Pragmatists, on the other hand, like to see with their eyes open. They don't
trust visionaries for the same reasons that they don't trust people who want
to navigate using _the force_.' - Moore, Geoffrey A. _Inside the Tornado_
(1995) p. 19

for background: <http://en.wikipedia.org/wiki/Crossing_the_Chasm>

------
johnglasgow
"many entrepreneurs would tell you that even considering the possibility of
failure undermines your chances of success."

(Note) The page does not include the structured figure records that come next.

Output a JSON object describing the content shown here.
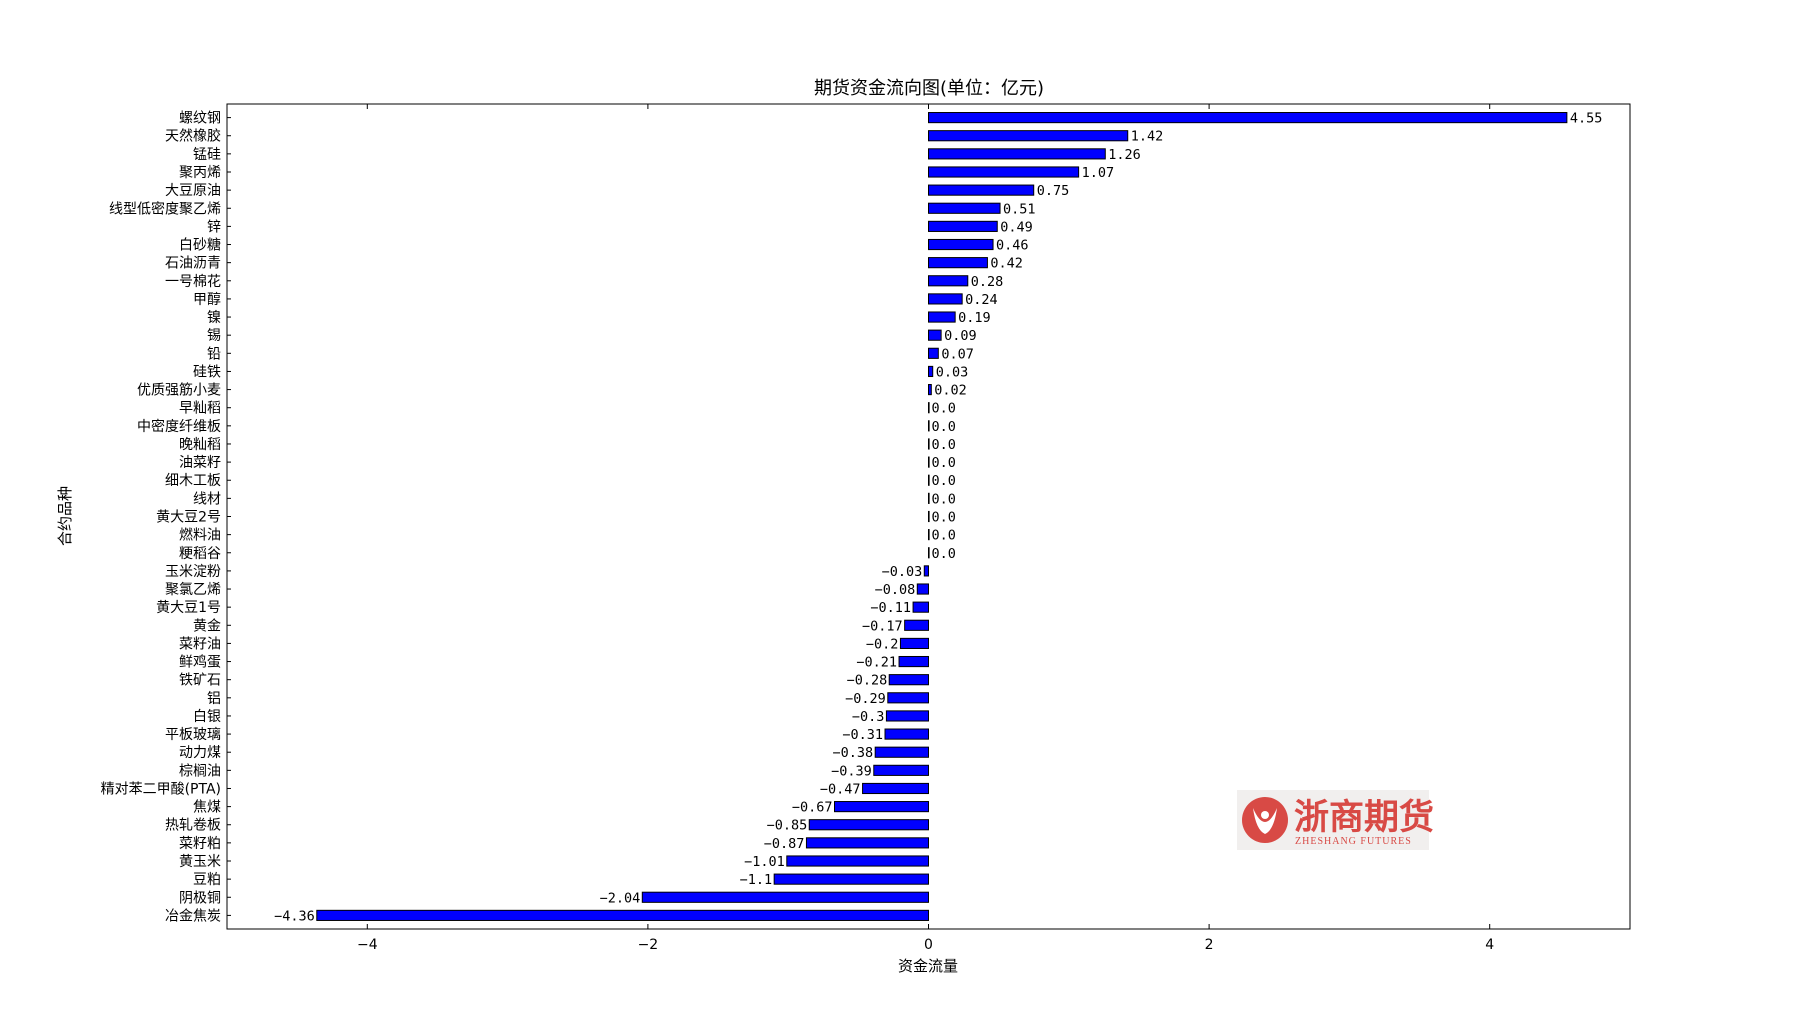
{
  "chart_data": {
    "type": "bar",
    "orientation": "horizontal",
    "title": "期货资金流向图(单位：亿元)",
    "xlabel": "资金流量",
    "ylabel": "合约品种",
    "xlim": [
      -5,
      5
    ],
    "xticks": [
      -4,
      -2,
      0,
      2,
      4
    ],
    "xtick_labels": [
      "−4",
      "−2",
      "0",
      "2",
      "4"
    ],
    "bar_color": "#0000ff",
    "bar_edge_color": "#000000",
    "grid": false,
    "categories": [
      "螺纹钢",
      "天然橡胶",
      "锰硅",
      "聚丙烯",
      "大豆原油",
      "线型低密度聚乙烯",
      "锌",
      "白砂糖",
      "石油沥青",
      "一号棉花",
      "甲醇",
      "镍",
      "锡",
      "铅",
      "硅铁",
      "优质强筋小麦",
      "早籼稻",
      "中密度纤维板",
      "晚籼稻",
      "油菜籽",
      "细木工板",
      "线材",
      "黄大豆2号",
      "燃料油",
      "粳稻谷",
      "玉米淀粉",
      "聚氯乙烯",
      "黄大豆1号",
      "黄金",
      "菜籽油",
      "鲜鸡蛋",
      "铁矿石",
      "铝",
      "白银",
      "平板玻璃",
      "动力煤",
      "棕榈油",
      "精对苯二甲酸(PTA)",
      "焦煤",
      "热轧卷板",
      "菜籽粕",
      "黄玉米",
      "豆粕",
      "阴极铜",
      "冶金焦炭"
    ],
    "values": [
      4.55,
      1.42,
      1.26,
      1.07,
      0.75,
      0.51,
      0.49,
      0.46,
      0.42,
      0.28,
      0.24,
      0.19,
      0.09,
      0.07,
      0.03,
      0.02,
      0.0,
      0.0,
      0.0,
      0.0,
      0.0,
      0.0,
      0.0,
      0.0,
      0.0,
      -0.03,
      -0.08,
      -0.11,
      -0.17,
      -0.2,
      -0.21,
      -0.28,
      -0.29,
      -0.3,
      -0.31,
      -0.38,
      -0.39,
      -0.47,
      -0.67,
      -0.85,
      -0.87,
      -1.01,
      -1.1,
      -2.04,
      -4.36
    ],
    "value_labels": [
      "4.55",
      "1.42",
      "1.26",
      "1.07",
      "0.75",
      "0.51",
      "0.49",
      "0.46",
      "0.42",
      "0.28",
      "0.24",
      "0.19",
      "0.09",
      "0.07",
      "0.03",
      "0.02",
      "0.0",
      "0.0",
      "0.0",
      "0.0",
      "0.0",
      "0.0",
      "0.0",
      "0.0",
      "0.0",
      "−0.03",
      "−0.08",
      "−0.11",
      "−0.17",
      "−0.2",
      "−0.21",
      "−0.28",
      "−0.29",
      "−0.3",
      "−0.31",
      "−0.38",
      "−0.39",
      "−0.47",
      "−0.67",
      "−0.85",
      "−0.87",
      "−1.01",
      "−1.1",
      "−2.04",
      "−4.36"
    ]
  },
  "watermark": {
    "text_cn": "浙商期货",
    "text_en": "ZHESHANG FUTURES",
    "color": "#d84a45"
  }
}
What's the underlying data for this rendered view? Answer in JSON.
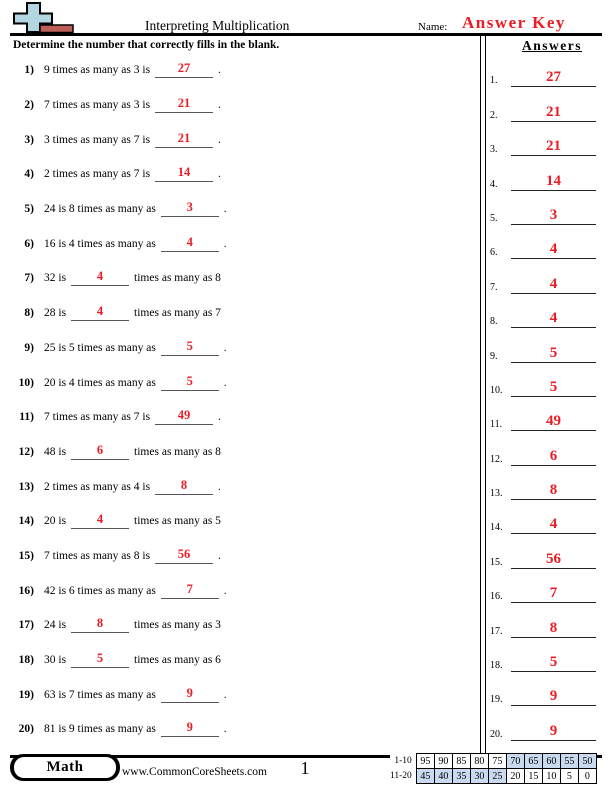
{
  "header": {
    "title": "Interpreting Multiplication",
    "name_label": "Name:",
    "name_value": "Answer Key",
    "answers_heading": "Answers"
  },
  "instruction": "Determine the number that correctly fills in the blank.",
  "questions": [
    {
      "num": "1)",
      "pre": "9 times as many as 3 is",
      "answer": "27",
      "post": "."
    },
    {
      "num": "2)",
      "pre": "7 times as many as 3 is",
      "answer": "21",
      "post": "."
    },
    {
      "num": "3)",
      "pre": "3 times as many as 7 is",
      "answer": "21",
      "post": "."
    },
    {
      "num": "4)",
      "pre": "2 times as many as 7 is",
      "answer": "14",
      "post": "."
    },
    {
      "num": "5)",
      "pre": "24 is 8 times as many as",
      "answer": "3",
      "post": "."
    },
    {
      "num": "6)",
      "pre": "16 is 4 times as many as",
      "answer": "4",
      "post": "."
    },
    {
      "num": "7)",
      "pre": "32 is",
      "answer": "4",
      "post": "times as many as 8"
    },
    {
      "num": "8)",
      "pre": "28 is",
      "answer": "4",
      "post": "times as many as 7"
    },
    {
      "num": "9)",
      "pre": "25 is 5 times as many as",
      "answer": "5",
      "post": "."
    },
    {
      "num": "10)",
      "pre": "20 is 4 times as many as",
      "answer": "5",
      "post": "."
    },
    {
      "num": "11)",
      "pre": "7 times as many as 7 is",
      "answer": "49",
      "post": "."
    },
    {
      "num": "12)",
      "pre": "48 is",
      "answer": "6",
      "post": "times as many as 8"
    },
    {
      "num": "13)",
      "pre": "2 times as many as 4 is",
      "answer": "8",
      "post": "."
    },
    {
      "num": "14)",
      "pre": "20 is",
      "answer": "4",
      "post": "times as many as 5"
    },
    {
      "num": "15)",
      "pre": "7 times as many as 8 is",
      "answer": "56",
      "post": "."
    },
    {
      "num": "16)",
      "pre": "42 is 6 times as many as",
      "answer": "7",
      "post": "."
    },
    {
      "num": "17)",
      "pre": "24 is",
      "answer": "8",
      "post": "times as many as 3"
    },
    {
      "num": "18)",
      "pre": "30 is",
      "answer": "5",
      "post": "times as many as 6"
    },
    {
      "num": "19)",
      "pre": "63 is 7 times as many as",
      "answer": "9",
      "post": "."
    },
    {
      "num": "20)",
      "pre": "81 is 9 times as many as",
      "answer": "9",
      "post": "."
    }
  ],
  "answers_column": [
    {
      "num": "1.",
      "value": "27"
    },
    {
      "num": "2.",
      "value": "21"
    },
    {
      "num": "3.",
      "value": "21"
    },
    {
      "num": "4.",
      "value": "14"
    },
    {
      "num": "5.",
      "value": "3"
    },
    {
      "num": "6.",
      "value": "4"
    },
    {
      "num": "7.",
      "value": "4"
    },
    {
      "num": "8.",
      "value": "4"
    },
    {
      "num": "9.",
      "value": "5"
    },
    {
      "num": "10.",
      "value": "5"
    },
    {
      "num": "11.",
      "value": "49"
    },
    {
      "num": "12.",
      "value": "6"
    },
    {
      "num": "13.",
      "value": "8"
    },
    {
      "num": "14.",
      "value": "4"
    },
    {
      "num": "15.",
      "value": "56"
    },
    {
      "num": "16.",
      "value": "7"
    },
    {
      "num": "17.",
      "value": "8"
    },
    {
      "num": "18.",
      "value": "5"
    },
    {
      "num": "19.",
      "value": "9"
    },
    {
      "num": "20.",
      "value": "9"
    }
  ],
  "footer": {
    "subject": "Math",
    "website": "www.CommonCoreSheets.com",
    "page_number": "1",
    "score_table": {
      "rows": [
        {
          "label": "1-10",
          "cells": [
            {
              "v": "95",
              "hl": false
            },
            {
              "v": "90",
              "hl": false
            },
            {
              "v": "85",
              "hl": false
            },
            {
              "v": "80",
              "hl": false
            },
            {
              "v": "75",
              "hl": false
            },
            {
              "v": "70",
              "hl": true
            },
            {
              "v": "65",
              "hl": true
            },
            {
              "v": "60",
              "hl": true
            },
            {
              "v": "55",
              "hl": true
            },
            {
              "v": "50",
              "hl": true
            }
          ]
        },
        {
          "label": "11-20",
          "cells": [
            {
              "v": "45",
              "hl": true
            },
            {
              "v": "40",
              "hl": true
            },
            {
              "v": "35",
              "hl": true
            },
            {
              "v": "30",
              "hl": true
            },
            {
              "v": "25",
              "hl": true
            },
            {
              "v": "20",
              "hl": false
            },
            {
              "v": "15",
              "hl": false
            },
            {
              "v": "10",
              "hl": false
            },
            {
              "v": "5",
              "hl": false
            },
            {
              "v": "0",
              "hl": false
            }
          ]
        }
      ]
    }
  },
  "colors": {
    "answer_red": "#ed1c24",
    "table_highlight": "#c9d9f0",
    "logo_blue": "#b3d6e3",
    "logo_brick": "#bd5e58"
  }
}
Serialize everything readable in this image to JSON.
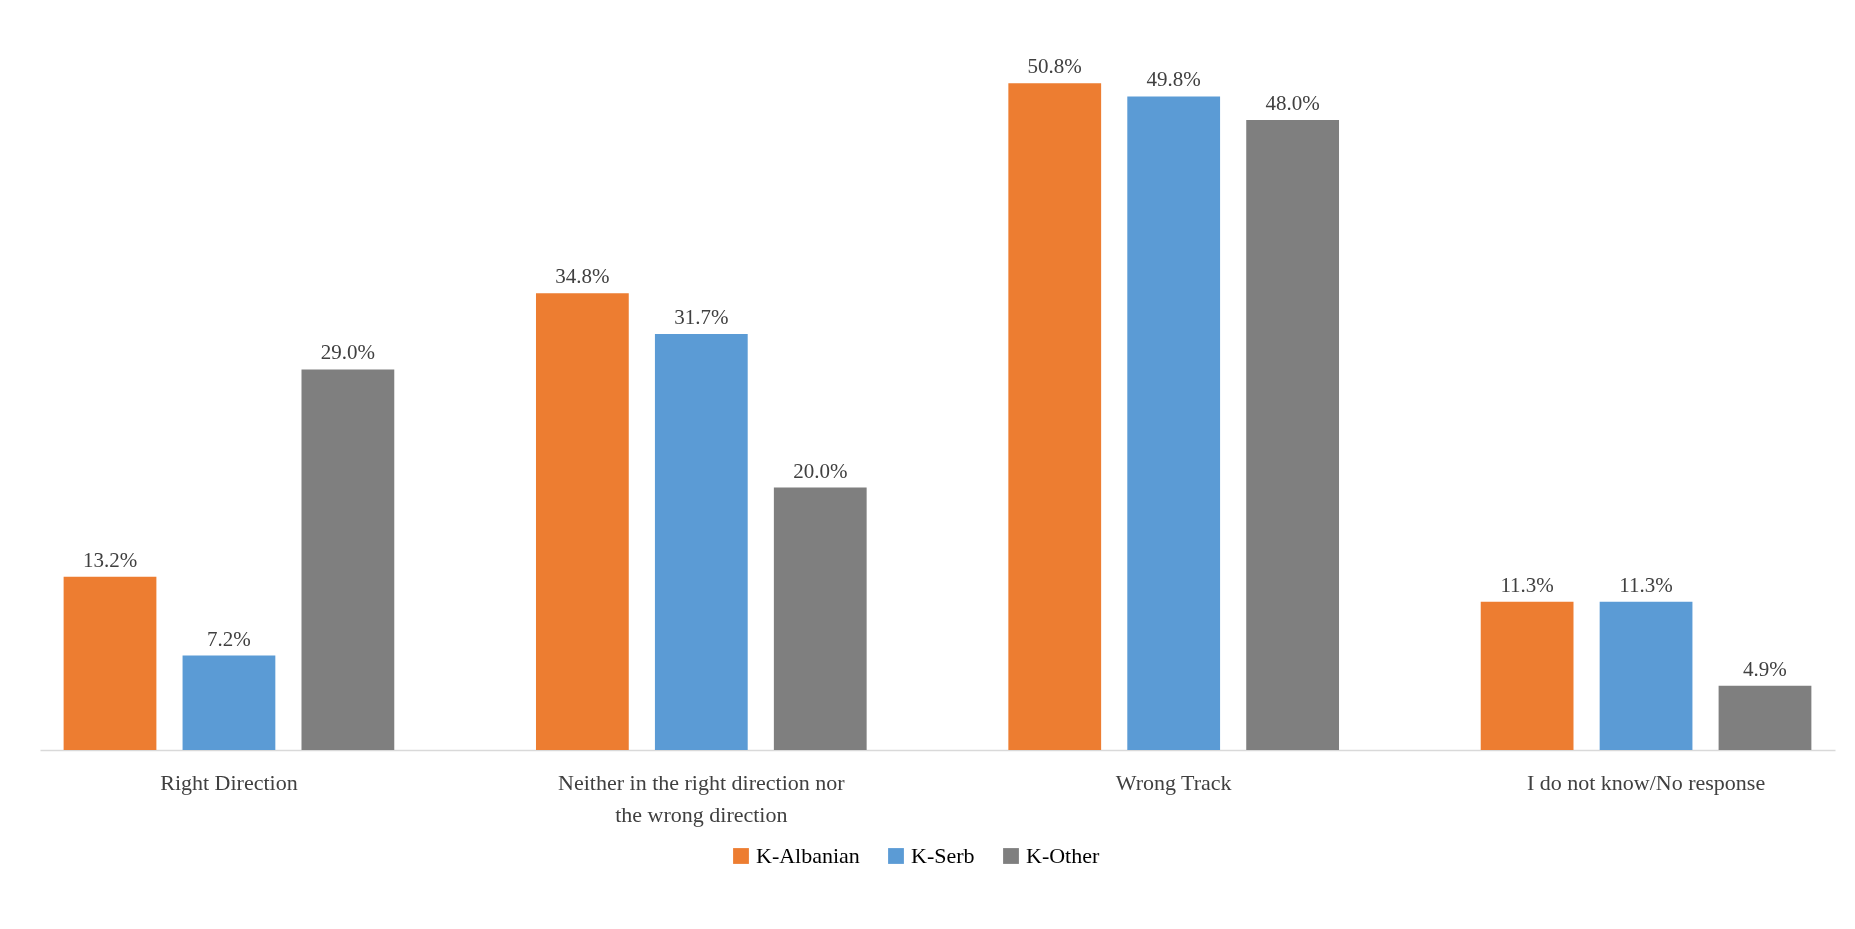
{
  "chart_data": {
    "type": "bar",
    "categories": [
      "Right Direction",
      "Neither in the right direction nor the wrong direction",
      "Wrong Track",
      "I do not know/No response"
    ],
    "series": [
      {
        "name": "K-Albanian",
        "color": "#ed7d31",
        "values": [
          13.2,
          34.8,
          50.8,
          11.3
        ],
        "value_labels": [
          "13.2%",
          "34.8%",
          "50.8%",
          "11.3%"
        ]
      },
      {
        "name": "K-Serb",
        "color": "#5b9bd5",
        "values": [
          7.2,
          31.7,
          49.8,
          11.3
        ],
        "value_labels": [
          "7.2%",
          "31.7%",
          "49.8%",
          "11.3%"
        ]
      },
      {
        "name": "K-Other",
        "color": "#7f7f7f",
        "values": [
          29.0,
          20.0,
          48.0,
          4.9
        ],
        "value_labels": [
          "29.0%",
          "20.0%",
          "48.0%",
          "4.9%"
        ]
      }
    ],
    "legend": "bottom",
    "grid": false
  }
}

Although I'm overly optimistic about my own company just like every other
entrepreneur, you can't be naive and think you'll never face failure knowing
you have a 10% chance of success. Starting a company is all about failing,
pivoting, and moving past it. So I'd say that you have to expect failure along
the way and be ready to overcome it.

------
lionhearted
I'm reminded of a quote:

"Positions are seldom lost because they have been destroyed, but almost
invariably because the leader has decided in his own mind that the position
cannot be held." - General A. A. Vandegrift, United States Marine Corps

I think this is often true in entrepreneurship.

------
alex1
I like to think of what others think of as "failures" as just temporary
obstacles to get to where I want to be.

The success of an entrepreneur may depend on what exactly they consider to be
a failure, rather than just a temporary obstacle.

------
sebg
From the article - "I am not an entrepreneur, but I don’t think it’s that
simple. Entrepreneurship is all about overcoming the odds."

Seems dangerous to read too much into what the author says until (s)he has
actually gone through the experience they want to write about.